TV Movies starring Simon Dutton

    Examples 
  • The Brazilian Connection: Dr. Ian Lester is one of the uppermost members of a baby trafficking ring that stretches from Brazil to America all the way to Europe, and he lacks the redeeming qualities of most of his cohorts, including his boss Mrs. Cunningham. Lester has babies kidnapped from their mothers and sold abroad to would-be adoptive parents, all while Lester lies through his teeth about the origins of each baby, assuring every buyer with a knowing smile that the babies were "abandoned" or voluntarily given up by the victims of his thefts. When his cohort accidentally dies attempting to kill the Saint, Dr. Lester apathetically uses his death to frame the Saint, threatening an innocent man into testifying as a witness to "murder". Dr. Lester is also happy to kill anyone who stands in the way of his schemes, such as a Brazilian cop who gets too close to the truth.
  • Fear in Fun Park (aka The Saint in Australia): Nick Chan is a ruthless Chinese extortionist who has a man garroted to death after he fails to pay back one of Nick's crooked loans. Nick's real evil comes in the form of his brothel, staffed entirely by young women who have been duped into lives of miserable prostitution and kept drugged up so they're too addled to resist. Nick hits his lowest when he has a child abducted for his brothel, subjecting her to a horrible Rape Discretion Shot and vowing that he'll squeeze out any trace of resistance so he can mold the kid into a servile prostitute. The child prostitute eventually hangs herself to escape her situation, which finally prompts Nick's long-abused secretary—a woman who clawed her way into Nick's good graces after ten years of abuse—to shoot him dead.
  • Wrong Number: Irma Davos is introduced as the lover and Bastard Understudy of Georges Millas, a washed-up Arms Dealer seeking to reestablish himself in the arms market. Having learned everything she can from Millas, Irma seizes the chance to get rid of him the instant his would-be clients rule him a loose end, shooting him dead even as he begs for his life. Irma moves onto seducing the genocidal terrorist Peter Lang, who wants to incite global chaos by selling twenty nuclear warheads to be used on twenty different targets around the world. Irma is only too willing to murder innocent people, in one instance threatening the wife of an associate who gets cold feet. Ultimately, Irma proves even worse than Lang; after Lang genuinely falls in love with her, Irma betrays him, shoots him in the gut, and dismisses him as a "little gray man" who fell at her feet and paid the price for it. Driven by nothing but pure mercenary greed, Irma intends on selling Lang's nukes herself, regardless of how many thousands or millions of people die for the sake of her payday.
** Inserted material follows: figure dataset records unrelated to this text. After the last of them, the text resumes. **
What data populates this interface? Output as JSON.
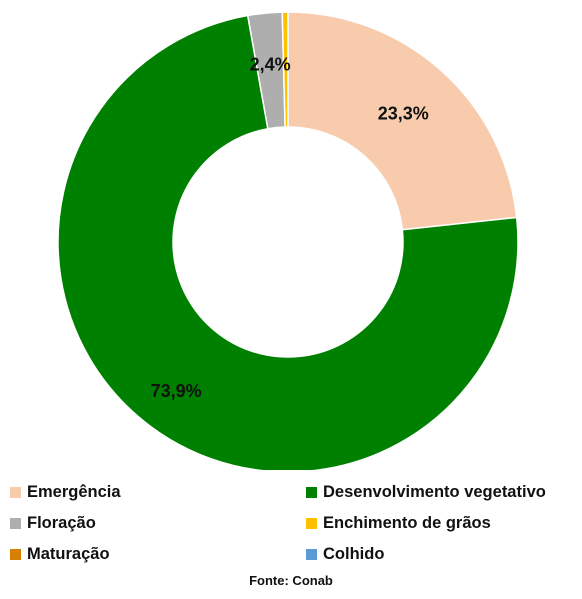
{
  "chart_data": {
    "type": "pie",
    "donut": true,
    "categories": [
      "Emergência",
      "Desenvolvimento vegetativo",
      "Floração",
      "Enchimento de grãos",
      "Maturação",
      "Colhido"
    ],
    "values": [
      23.3,
      73.9,
      2.4,
      0.4,
      0,
      0
    ],
    "data_labels": [
      "23,3%",
      "73,9%",
      "2,4%",
      "",
      "",
      ""
    ],
    "colors": [
      "#F8CBAD",
      "#008000",
      "#AEAEAE",
      "#FFC000",
      "#D58000",
      "#5B9BD5"
    ],
    "legend": "bottom"
  },
  "source": "Fonte: Conab"
}
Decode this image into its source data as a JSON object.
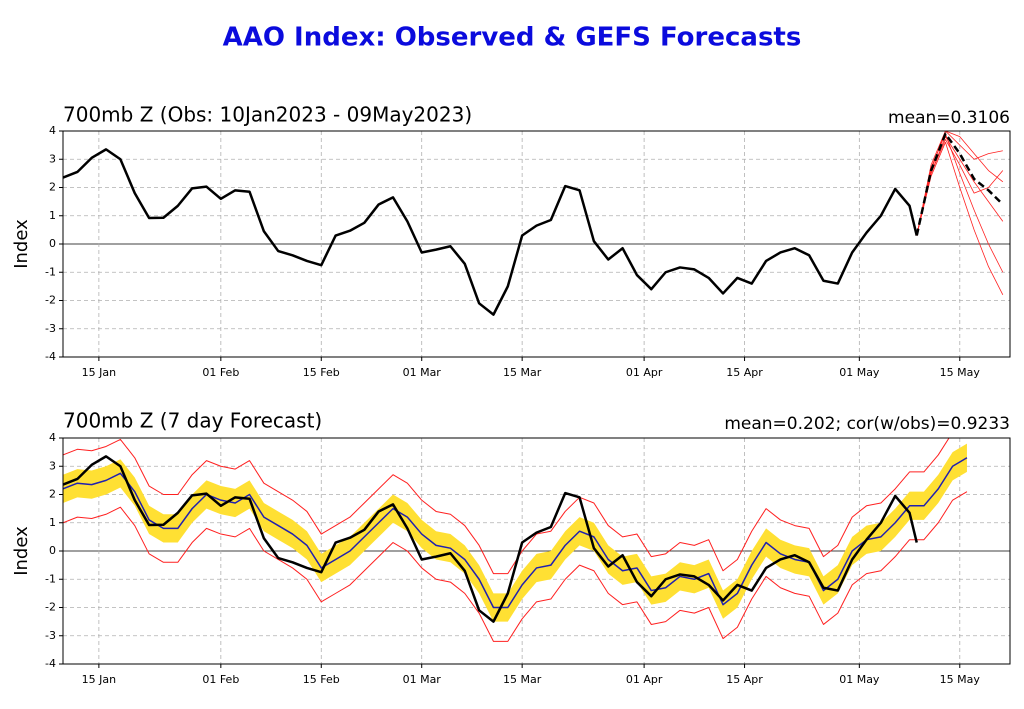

1997 film & associated works

Film

  • Ivan Tretiak is a Russian oil magnate who fancies himself the next Josef Stalin. Tretiak willingly causes a gigantic oil shortage and plunges all of Moscow into a deep freeze during the winter, resulting in scores of innocent people freezing to death on the streets and thousands more suffering. Tretiak hopes to use the anger he's fomented to Make the Bear Angry Again, hoping to discredit and frame his political rival Karpov and then ride the fallout into the President's seat, all while ordering the murders of anyone who could threaten him.

Burl Barer's novelization

    Examples 
  • Ivan Tretiak is even viler in this adaptation than he is in the film. An oil magnate whose "ambitions fill cemeteries", Tretiak plunges Moscow into an energy crisis in a plot to discredit and eventually murder his political rival President Karpov, letting dozens of people freeze to death on the streets so he can ride their anger into the President's seat. Along the way, Tretiak dispatches his loose cannon of a son, Ilya, to kill Simon Templar and anyone else in his way, resulting in a slew of dead bodies. A horrible employer as well, Ivan beats a corrupt cop on his payroll to death for letting Simon escape, and shoots his Reluctant Mad Scientist in the face for trying to escape his cruelty. As "sentimental as a rabid Doberman", Ivan intends to drag Russia back into a hellscape of "kangaroo courts, concentration camps [and] firing squads" that will rival the worst brutalities of the Stalinist regime, all so he can be on top.
  • Ilya, Ivan's son, is a Methedrine-addicted Neo-Nazi with a loose trigger finger. Ivan's chosen enforcer whenever he needs somebody to die, Ilya has a sadistic streak that surpasses even his father's. While chasing Simon Templar, Ilya kills innocent bystanders one after another, whether for giving him lip or simply being in the wrong place at the wrong time. After Ivan's scheme goes south, Ilya impulsively kills numerous Rosgvardiya soldiers and sets off a firefight that endangers a huge crowd of people. Finally, Ilya murders his own father Ivan, hoping to escape and one day slime into the Presidency himself after the dust settles.

Jonathan Hensleigh's 1995 script (link)

  • Gregor Tretiak, the prototype for Ivan Tretiak, is every bit as evil as he would be in the final product. Tretiak is Moscow's most powerful crime lord, masterminding gambling, prostitution, and drug-running throughout the city. Tretiak plans to frame President Karpov for his own crimes so he can replace Karpov with his own pet candidate, Romanov; to stoke up support for Romanov and undermine Karpov, Tretiak masterminds bloody riots all throughout the city which kill dozens of people. Tretiak plans to consolidate his power by stealing a formula for cold fusion from Dr. Russell, hiring the Saint for this job while planning on killing him the second it's done. After Simon turns on him, Tretiak spitefully has Russell poisoned to death by his chief killer Ilya. Finally, when Tretiak's scheme goes up in flames, Tretiak causes a bloody firefight just to distract from his own escape, and he attempts to kill every single one of his own remaining minions so he can slither away from the consequences and vanish.